Untuk gas, cadangan konvensionalnya adalah gas kualitas tinggi (high quality
gas), sedangkan cadangan nonkonvensionalnya adalah CBM, shale gas, gas mutu
rendah, dan tight gas. Batubara adalah salah satu batuan sedimen organik yang
memiliki kemampuan menyimpan gas dalam jumlah yang banyak, karena
permukaannya mempunyai kemampuan mengadsorpsi gas. Meskipun batubara
berupa benda padat dan terlihat seperti batu yang keras, tapi di dalamnya banyak
sekali terdapat pori-pori yang berukuran lebih kecil dari skala mikron. Kondisi
inilah yang menyebabkan permukaan batubara mampu menyerap gas dalam
jumlah yangbesar. Jika tekanan gas semakin tinggi, maka kemampuan batubara
untuk mengadsorpsi gas juga semakin besar.
Gas metana batubara itu sendiri adalah gas yang terbentuk pada saat
proses pembatubaraan (coalification) yang tersusun atas gas metana mencapai
angka lebih besar dari 80%. Gas tersebut tersimpan di dalam matriks batubara
akibat penyerapan dari batubara tersebut. Gas metana batubara terbentuk akibat
dekomposisi dari bahan-bahan kayu pada saat pengendapan gambut di rawa-rawa.

3.5.1 Coal Bed Methane System


Berbeda dengan sistem yang terdapat pada minyak bumi (petroleum
system) yang membutuhkan batuan sumber (source rock), batuan penyimpan
(reservoir) dan batuan penutup (seal) pada litologi dan umur yang berbeda, pada
sistem CBM hanya membutuhkan satu komponen yaitu batubara itu sendiri.
Batubara bertindak sebagai batuan sumber, batuan penyimpan dan batuan penutup
pada saat bersamaan. Hal ini dikarenakan gas metana yang terdapat pada batubara
adalah gas yang terserap dan menempel di permukaan batubara dan berpindah
melalui media bidang belah (cleat) pada batubara, bukan gas bebas yang bisa
bermigrasi seperti yang terdapat dalam sistem minyak bumi.

52
1. Batuan Sumber (SourceRock)

Batuan sumber adalah batuan yang merupakan tempat minyak dan gas
bumi terbentuk. Pada umumnya batuan sumber ini berupa lapisan serpih
(shale) yang tebal dan mengandung material organik. Secara statistik
disimpulkan bahwa prosentasi kandungan hidrokarbon tertinggi terdapat pada
serpih, yaitu 65%, batugamping 21%, napal 12% dan batubara 2% material
organik dalam batuan sedimen secara umum dipengaruhi oleh beberapa faktor
(Koesoemadinata,1980) antara lain lingkungan pengendapan dimana kehidupan
organisme berkembang secara baik, sehingga material organik terkumpul,
pengendapan sedimen yang berlangsung secara cepat, sehingga material
organik tersebut tidak hilang oleh pembusukan dan atau teroksidasi. Faktor lain
yang juga mempengaruhi adalah lingkungan pengendapan yang berada pada
lingkungan reduksi, dimana sirkulasi air yang cepat menyebabkan tidak
terdapatnya oksigen. Dengan demikian material organik akan terawetkan.

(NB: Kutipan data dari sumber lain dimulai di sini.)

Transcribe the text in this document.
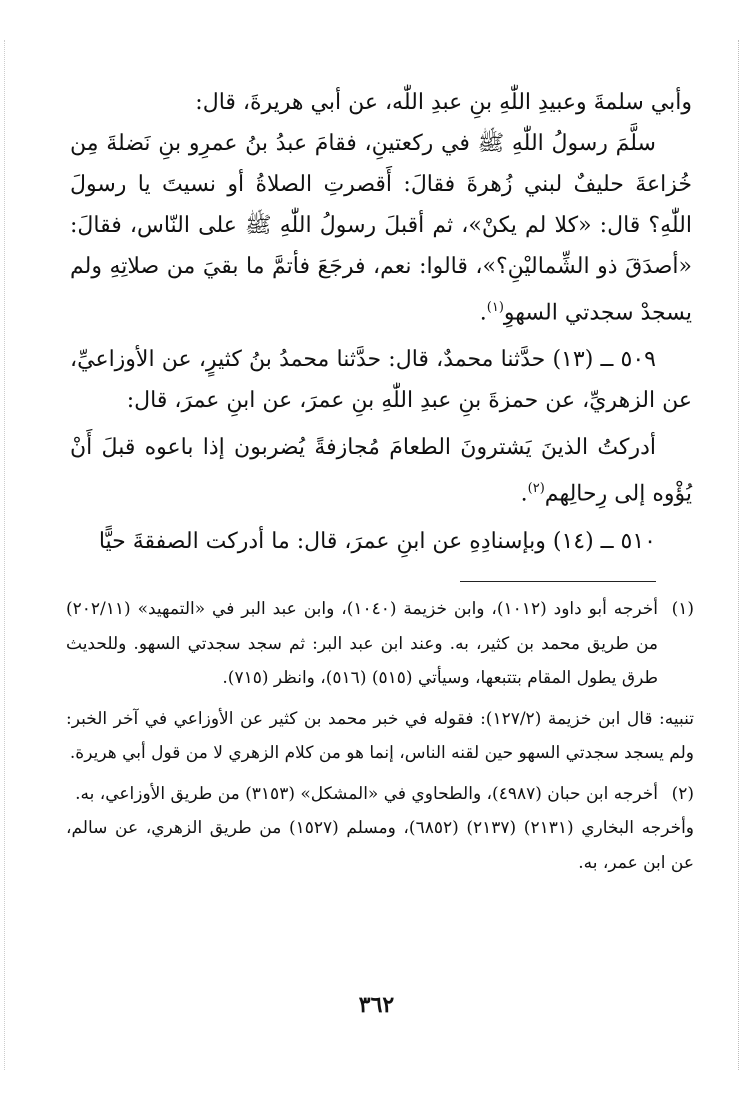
وأبي سلمةَ وعبيدِ اللّٰهِ بنِ عبدِ اللّٰه، عن أبي هريرةَ، قال:

سلَّمَ رسولُ اللّٰهِ ﷺ في ركعتينِ، فقامَ عبدُ بنُ عمرِو بنِ نَضلةَ مِن خُزاعةَ حليفٌ لبني زُهرةَ فقالَ: أَقصرتِ الصلاةُ أو نسيتَ يا رسولَ اللّٰهِ؟ قال: «كلا لم يكنْ»، ثم أقبلَ رسولُ اللّٰهِ ﷺ على النّاس، فقالَ: «أصدَقَ ذو الشِّماليْنِ؟»، قالوا: نعم، فرجَعَ فأتمَّ ما بقيَ من صلاتِهِ ولم يسجدْ سجدتي السهوِ$^{(١)}$.

٥٠٩ ــ (١٣) حدَّثنا محمدٌ، قال: حدَّثنا محمدُ بنُ كثيرٍ، عن الأوزاعيِّ، عن الزهريِّ، عن حمزةَ بنِ عبدِ اللّٰهِ بنِ عمرَ، عن ابنِ عمرَ، قال:

أدركتُ الذينَ يَشترونَ الطعامَ مُجازفةً يُضربون إذا باعوه قبلَ أَنْ يُؤْوه إلى رِحالِهم$^{(٢)}$.

٥١٠ ــ (١٤) وبإسنادِهِ عن ابنِ عمرَ، قال: ما أدركت الصفقةَ حيًّا

(١)
أخرجه أبو داود (١٠١٢)، وابن خزيمة (١٠٤٠)، وابن عبد البر في «التمهيد» (٢٠٢/١١) من طريق محمد بن كثير، به. وعند ابن عبد البر: ثم سجد سجدتي السهو. وللحديث طرق يطول المقام بتتبعها، وسيأتي (٥١٥) (٥١٦)، وانظر (٧١٥).
تنبيه: قال ابن خزيمة (١٢٧/٢): فقوله في خبر محمد بن كثير عن الأوزاعي في آخر الخبر: ولم يسجد سجدتي السهو حين لقنه الناس، إنما هو من كلام الزهري لا من قول أبي هريرة.
(٢)
أخرجه ابن حبان (٤٩٨٧)، والطحاوي في «المشكل» (٣١٥٣) من طريق الأوزاعي، به.
وأخرجه البخاري (٢١٣١) (٢١٣٧) (٦٨٥٢)، ومسلم (١٥٢٧) من طريق الزهري، عن سالم، عن ابن عمر، به.
٣٦٢
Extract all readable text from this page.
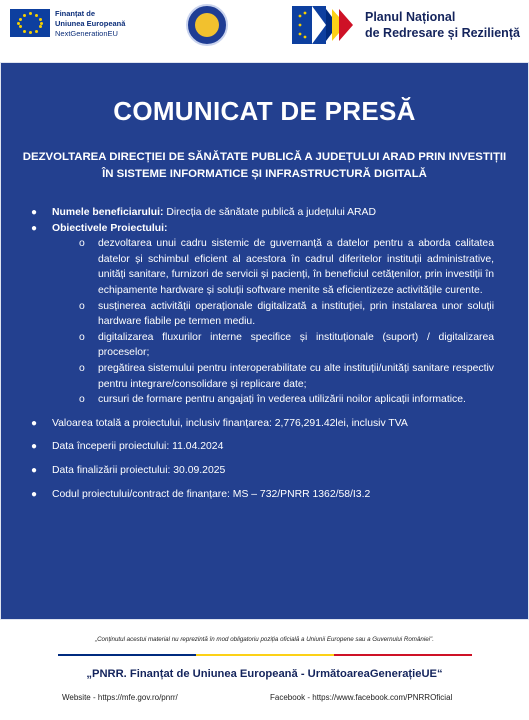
Finanțat de
Uniunea Europeană
NextGenerationEU
Planul Național
de Redresare și Reziliență
COMUNICAT DE PRESĂ
DEZVOLTAREA DIRECȚIEI DE SĂNĂTATE PUBLICĂ A JUDEȚULUI ARAD PRIN INVESTIȚII ÎN SISTEME INFORMATICE ȘI INFRASTRUCTURĂ DIGITALĂ
● Numele beneficiarului: Direcția de sănătate publică a județului ARAD
● Obiectivele Proiectului:
o dezvoltarea unui cadru sistemic de guvernanță a datelor pentru a aborda calitatea datelor și schimbul eficient al acestora în cadrul diferitelor instituții administrative, unități sanitare, furnizori de servicii și pacienți, în beneficiul cetățenilor, prin investiții în echipamente hardware și soluții software menite să eficientizeze activitățile curente.
o susținerea activității operaționale digitalizată a instituției, prin instalarea unor soluții hardware fiabile pe termen mediu.
o digitalizarea fluxurilor interne specifice și instituționale (suport) / digitalizarea proceselor;
o pregătirea sistemului pentru interoperabilitate cu alte instituții/unități sanitare respectiv pentru integrare/consolidare și replicare date;
o cursuri de formare pentru angajați în vederea utilizării noilor aplicații informatice.
● Valoarea totală a proiectului, inclusiv finanțarea: 2,776,291.42lei, inclusiv TVA
● Data începerii proiectului: 11.04.2024
● Data finalizării proiectului: 30.09.2025
● Codul proiectului/contract de finanțare: MS – 732/PNRR 1362/58/I3.2
„Conținutul acestui material nu reprezintă în mod obligatoriu poziția oficială a Uniunii Europene sau a Guvernului României".
„PNRR. Finanțat de Uniunea Europeană - UrmătoareaGenerațieUE“
Website - https://mfe.gov.ro/pnrr/	Facebook - https://www.facebook.com/PNRROficial
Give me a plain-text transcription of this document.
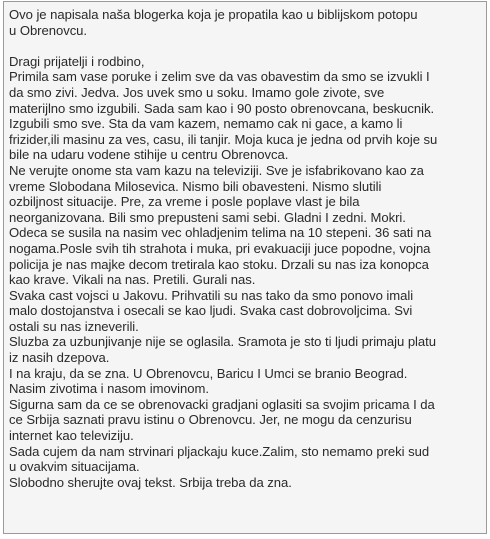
Ovo je napisala naša blogerka koja je propatila kao u biblijskom potopu
u Obrenovcu.
Dragi prijatelji i rodbino,
Primila sam vase poruke i zelim sve da vas obavestim da smo se izvukli I
da smo zivi. Jedva. Jos uvek smo u soku. Imamo gole zivote, sve
materijlno smo izgubili. Sada sam kao i 90 posto obrenovcana, beskucnik.
Izgubili smo sve. Sta da vam kazem, nemamo cak ni gace, a kamo li
frizider,ili masinu za ves, casu, ili tanjir. Moja kuca je jedna od prvih koje su
bile na udaru vodene stihije u centru Obrenovca.
Ne verujte onome sta vam kazu na televiziji. Sve je isfabrikovano kao za
vreme Slobodana Milosevica. Nismo bili obavesteni. Nismo slutili
ozbiljnost situacije. Pre, za vreme i posle poplave vlast je bila
neorganizovana. Bili smo prepusteni sami sebi. Gladni I zedni. Mokri.
Odeca se susila na nasim vec ohladjenim telima na 10 stepeni. 36 sati na
nogama.Posle svih tih strahota i muka, pri evakuaciji juce popodne, vojna
policija je nas majke decom tretirala kao stoku. Drzali su nas iza konopca
kao krave. Vikali na nas. Pretili. Gurali nas.
Svaka cast vojsci u Jakovu. Prihvatili su nas tako da smo ponovo imali
malo dostojanstva i osecali se kao ljudi. Svaka cast dobrovoljcima. Svi
ostali su nas izneverili.
Sluzba za uzbunjivanje nije se oglasila. Sramota je sto ti ljudi primaju platu
iz nasih dzepova.
I na kraju, da se zna. U Obrenovcu, Baricu I Umci se branio Beograd.
Nasim zivotima i nasom imovinom.
Sigurna sam da ce se obrenovacki gradjani oglasiti sa svojim pricama I da
ce Srbija saznati pravu istinu o Obrenovcu. Jer, ne mogu da cenzurisu
internet kao televiziju.
Sada cujem da nam strvinari pljackaju kuce.Zalim, sto nemamo preki sud
u ovakvim situacijama.
Slobodno sherujte ovaj tekst. Srbija treba da zna.
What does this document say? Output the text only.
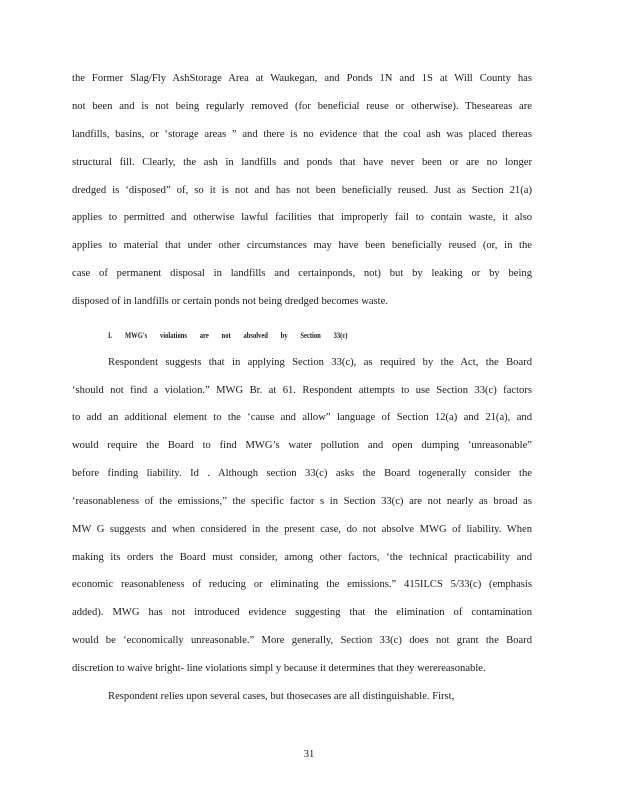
the Former Slag/Fly AshStorage Area at Waukegan, and Ponds 1N and 1S at Will County has
not been and is not being regularly removed (for beneficial reuse or otherwise). Theseareas are
landfills, basins, or ‘storage areas ” and there is no evidence that the coal ash was placed thereas
structural fill. Clearly, the ash in landfills and ponds that have never been or are no longer
dredged is ‘disposed” of, so it is not and has not been beneficially reused. Just as Section 21(a)
applies to permitted and otherwise lawful facilities that improperly fail to contain waste, it also
applies to material that under other circumstances may have been beneficially reused (or, in the
case of permanent disposal in landfills and certainponds, not) but by leaking or by being
disposed of in landfills or certain ponds not being dredged becomes waste.
I. MWG's violations are not absolved by Section 33(c)
Respondent suggests that in applying Section 33(c), as required by the Act, the Board
‘should not find a violation.” MWG Br. at 61. Respondent attempts to use Section 33(c) factors
to add an additional element to the ‘cause and allow” language of Section 12(a) and 21(a), and
would require the Board to find MWG’s water pollution and open dumping ‘unreasonable”
before finding liability. Id . Although section 33(c) asks the Board togenerally consider the
‘reasonableness of the emissions,” the specific factor s in Section 33(c) are not nearly as broad as
MW G suggests and when considered in the present case, do not absolve MWG of liability. When
making its orders the Board must consider, among other factors, ‘the technical practicability and
economic reasonableness of reducing or eliminating the emissions.” 415ILCS 5/33(c) (emphasis
added). MWG has not introduced evidence suggesting that the elimination of contamination
would be ‘economically unreasonable.” More generally, Section 33(c) does not grant the Board
discretion to waive bright- line violations simpl y because it determines that they werereasonable.
Respondent relies upon several cases, but thosecases are all distinguishable. First,
31
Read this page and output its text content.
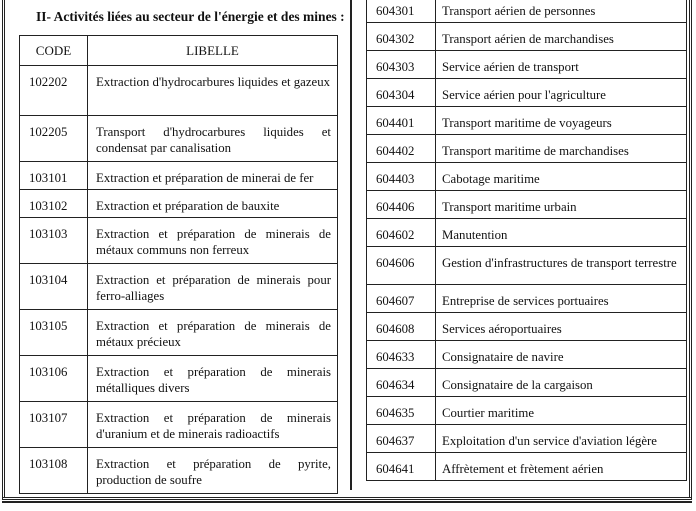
II- Activités liées au secteur de l'énergie et des mines :
CODE	LIBELLE
102202	Extraction d'hydrocarbures liquides et gazeux
102205	Transport d'hydrocarbures liquides et condensat par canalisation
103101	Extraction et préparation de minerai de fer
103102	Extraction et préparation de bauxite
103103	Extraction et préparation de minerais de métaux communs non ferreux
103104	Extraction et préparation de minerais pour ferro-alliages
103105	Extraction et préparation de minerais de métaux précieux
103106	Extraction et préparation de minerais métalliques divers
103107	Extraction et préparation de minerais d'uranium et de minerais radioactifs
103108	Extraction et préparation de pyrite, production de soufre
604301	Transport aérien de personnes
604302	Transport aérien de marchandises
604303	Service aérien de transport
604304	Service aérien pour l'agriculture
604401	Transport maritime de voyageurs
604402	Transport maritime de marchandises
604403	Cabotage maritime
604406	Transport maritime urbain
604602	Manutention
604606	Gestion d'infrastructures de transport terrestre
604607	Entreprise de services portuaires
604608	Services aéroportuaires
604633	Consignataire de navire
604634	Consignataire de la cargaison
604635	Courtier maritime
604637	Exploitation d'un service d'aviation légère
604641	Affrètement et frètement aérien
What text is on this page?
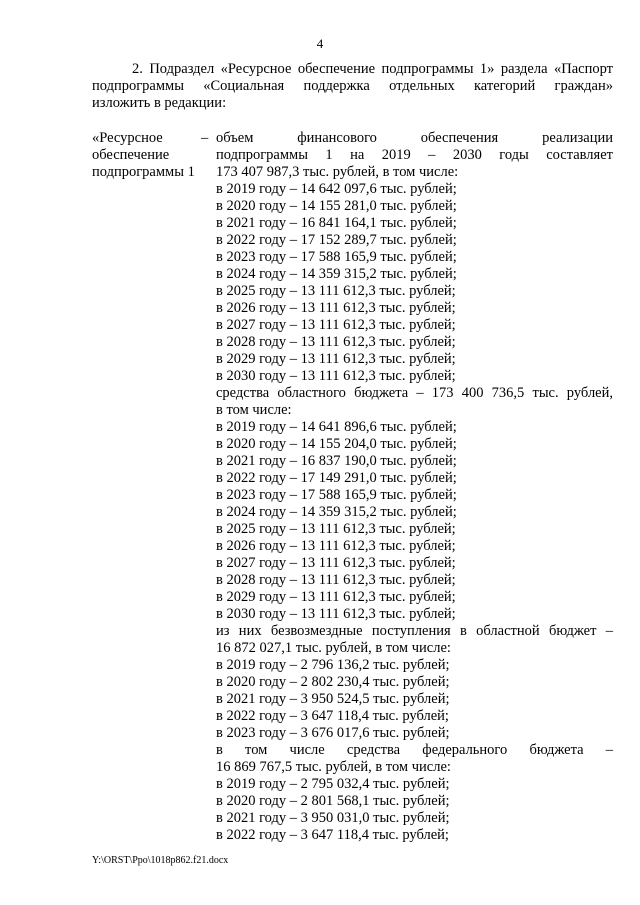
4
2. Подраздел «Ресурсное обеспечение подпрограммы 1» раздела «Паспорт
подпрограммы «Социальная поддержка отдельных категорий граждан»
изложить в редакции:
«Ресурсное
обеспечение
подпрограммы 1
– объем финансового обеспечения реализации
подпрограммы 1 на 2019 – 2030 годы составляет
173 407 987,3 тыс. рублей, в том числе:
в 2019 году – 14 642 097,6 тыс. рублей;
в 2020 году – 14 155 281,0 тыс. рублей;
в 2021 году – 16 841 164,1 тыс. рублей;
в 2022 году – 17 152 289,7 тыс. рублей;
в 2023 году – 17 588 165,9 тыс. рублей;
в 2024 году – 14 359 315,2 тыс. рублей;
в 2025 году – 13 111 612,3 тыс. рублей;
в 2026 году – 13 111 612,3 тыс. рублей;
в 2027 году – 13 111 612,3 тыс. рублей;
в 2028 году – 13 111 612,3 тыс. рублей;
в 2029 году – 13 111 612,3 тыс. рублей;
в 2030 году – 13 111 612,3 тыс. рублей;
средства областного бюджета – 173 400 736,5 тыс. рублей,
в том числе:
в 2019 году – 14 641 896,6 тыс. рублей;
в 2020 году – 14 155 204,0 тыс. рублей;
в 2021 году – 16 837 190,0 тыс. рублей;
в 2022 году – 17 149 291,0 тыс. рублей;
в 2023 году – 17 588 165,9 тыс. рублей;
в 2024 году – 14 359 315,2 тыс. рублей;
в 2025 году – 13 111 612,3 тыс. рублей;
в 2026 году – 13 111 612,3 тыс. рублей;
в 2027 году – 13 111 612,3 тыс. рублей;
в 2028 году – 13 111 612,3 тыс. рублей;
в 2029 году – 13 111 612,3 тыс. рублей;
в 2030 году – 13 111 612,3 тыс. рублей;
из них безвозмездные поступления в областной бюджет –
16 872 027,1 тыс. рублей, в том числе:
в 2019 году – 2 796 136,2 тыс. рублей;
в 2020 году – 2 802 230,4 тыс. рублей;
в 2021 году – 3 950 524,5 тыс. рублей;
в 2022 году – 3 647 118,4 тыс. рублей;
в 2023 году – 3 676 017,6 тыс. рублей;
в том числе средства федерального бюджета –
16 869 767,5 тыс. рублей, в том числе:
в 2019 году – 2 795 032,4 тыс. рублей;
в 2020 году – 2 801 568,1 тыс. рублей;
в 2021 году – 3 950 031,0 тыс. рублей;
в 2022 году – 3 647 118,4 тыс. рублей;
Y:\ORST\Ppo\1018p862.f21.docx
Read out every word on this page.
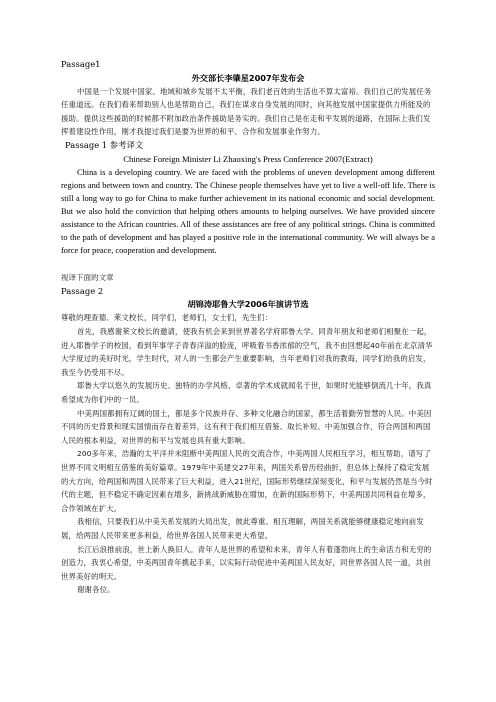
Passage1

外交部长李肇星2007年发布会

中国是一个发展中国家。地域和城乡发展不太平衡，我们老百姓的生活也不算太富裕。我们自己的发展任务任重道远。在我们看来帮助别人也是帮助自己，我们在谋求自身发展的同时，向其他发展中国家提供力所能及的援助。提供这些援助的时候都不附加政治条件援助是务实的。我们自己是在走和平发展的道路，在国际上我们发挥着建设性作用，刚才我提过我们是要为世界的和平、合作和发展事业作努力。

Passage 1 参考译文

Chinese Foreign Minister Li Zhaoxing's Press Conference 2007(Extract)

China is a developing country. We are faced with the problems of uneven development among different regions and between town and country. The Chinese people themselves have yet to live a well-off life. There is still a long way to go for China to make further achievement in its national economic and social development. But we also hold the conviction that helping others amounts to helping ourselves. We have provided sincere assistance to the African countries. All of these assistances are free of any political strings. China is committed to the path of development and has played a positive role in the international community. We will always be a force for peace, cooperation and development.

视译下面的文章

Passage 2

胡锦涛耶鲁大学2006年演讲节选

尊敬的理查德．莱文校长，同学们，老师们，女士们，先生们：

首先，我感谢莱文校长的邀请，使我有机会来到世界著名学府耶鲁大学。同青年朋友和老师们相聚在一起，进入耶鲁学子的校园，看到年事学子青春洋溢的脸庞，呼吸着书香浓郁的空气，我不由回想起40年前在北京清华大学度过的美好时光，学生时代，对人的一生都会产生重要影响，当年老师们对我的教诲，同学们给我的启发，我至今仍受用不尽。

耶鲁大学以悠久的发展历史、独特的办学风格、卓著的学术成就闻名于世，如果时光能够倒流几十年，我真希望成为你们中的一员。

中美两国都拥有辽阔的国土，都是多个民族并存、多种文化融合的国家，都生活着勤劳智慧的人民。中美因不同的历史背景和现实国情而存在着差异，这有利于我们相互借鉴、取长补短。中美加强合作，符合两国和两国人民的根本利益，对世界的和平与发展也具有重大影响。

200多年来，浩瀚的太平洋并未阻断中美两国人民的交流合作，中美两国人民相互学习，相互帮助，谱写了世界不同文明相互借鉴的美好篇章。1979年中美建交27年来，两国关系曾历经曲折，但总体上保持了稳定发展的大方向，给两国和两国人民带来了巨大利益，进入21世纪，国际形势继续深刻变化，和平与发展仍然是当今时代的主题，但不稳定不确定因素在增多，新挑战新威胁在增加，在新的国际形势下，中美两国共同利益在增多，合作领域在扩大。

我相信，只要我们从中美关系发展的大局出发，彼此尊重、相互理解，两国关系就能够健康稳定地向前发展，给两国人民带来更多利益，给世界各国人民带来更大希望。

长江后浪推前浪，世上新人换旧人。青年人是世界的希望和未来，青年人有着蓬勃向上的生命活力和无穷的创造力，我衷心希望，中美两国青年携起手来，以实际行动促进中美两国人民友好，同世界各国人民一道，共创世界美好的明天。

谢谢各位。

Proses selanjutnya yang terjadi dalam batuan sumber ini adalah pematangan.
Dari beberapa hipotesa (Koesoemadinata, 1980) diketahui bahwa pematangan
hidrokarbon dipandang dari perbandingan hidrogen dan karbon yang akan
meningkat sejalan dengan umur dan kedalaman batuan sumber itu sendiri.
Menurut (ASTM,1981, opcitwood et al.,1983), untuk melihat kematangan
batubara yang menghasilkan gas metan berdasarkan kandungan kalori yaitu:

a. Gambut,adalah kelas batubara yang paling rendah nilai kalorinya yaitu


sekitar 3500 kcal/kg dengan kadar air diatas 75% dari beratnya.
b. Lignit atau batubara coklat, adalah batubara yang sangat lunak dengan
nilai kalori sekitar 3500 kcal/kg – 4611 kcal/kg dan mengandung air
35% - 75% dari beratnya.
c. Sub – bituminus, merupakan kelas batubara yang mengandung sedikit
karbon dan banyak air serta kandungan kalori 4611 kcal/kg – 5833
kcal/kg.
d. Bituminus, kelas batubara yang memiliki kandungan kalori antara 5833
kcal/kg–7777 kcal/kg, dengan unsur karbon 68%-86%

53
f. Antrasit, adalah batubara dengan nilai kalori tertinggi dengan warna
hitam berkilauan, mengandung antara 86%-98% unsur karbon dengan
kadar air kurang dari 8%. Antrasit memiliki kalori yang paling tinggi
yaitu diatas 7777 kcal/kg

2. Batuan Penyimpan (Reservoir)

Batuan reservoir merupakan batuan berpori atau retak-retak, yang dapat


menyimpan dan melewatkan fluida. Di alam batuan reservoir umumnya berupa
batupasir atau batuan karbonat. Faktor-faktor yang menyangkut kemampuan
batuan reservoir ini adalah tingkat porositas dan permeabilitas, yang sangat
dipengaruhi oleh tekstur batuan sedimen yang secara langsung dipengaruhi
sejarah sedimentasi dan lingkungan pengendapannya. Dalam CBM batuan
reservoirnya adalah batubara itu sendiri yang menyimpan air dan gas.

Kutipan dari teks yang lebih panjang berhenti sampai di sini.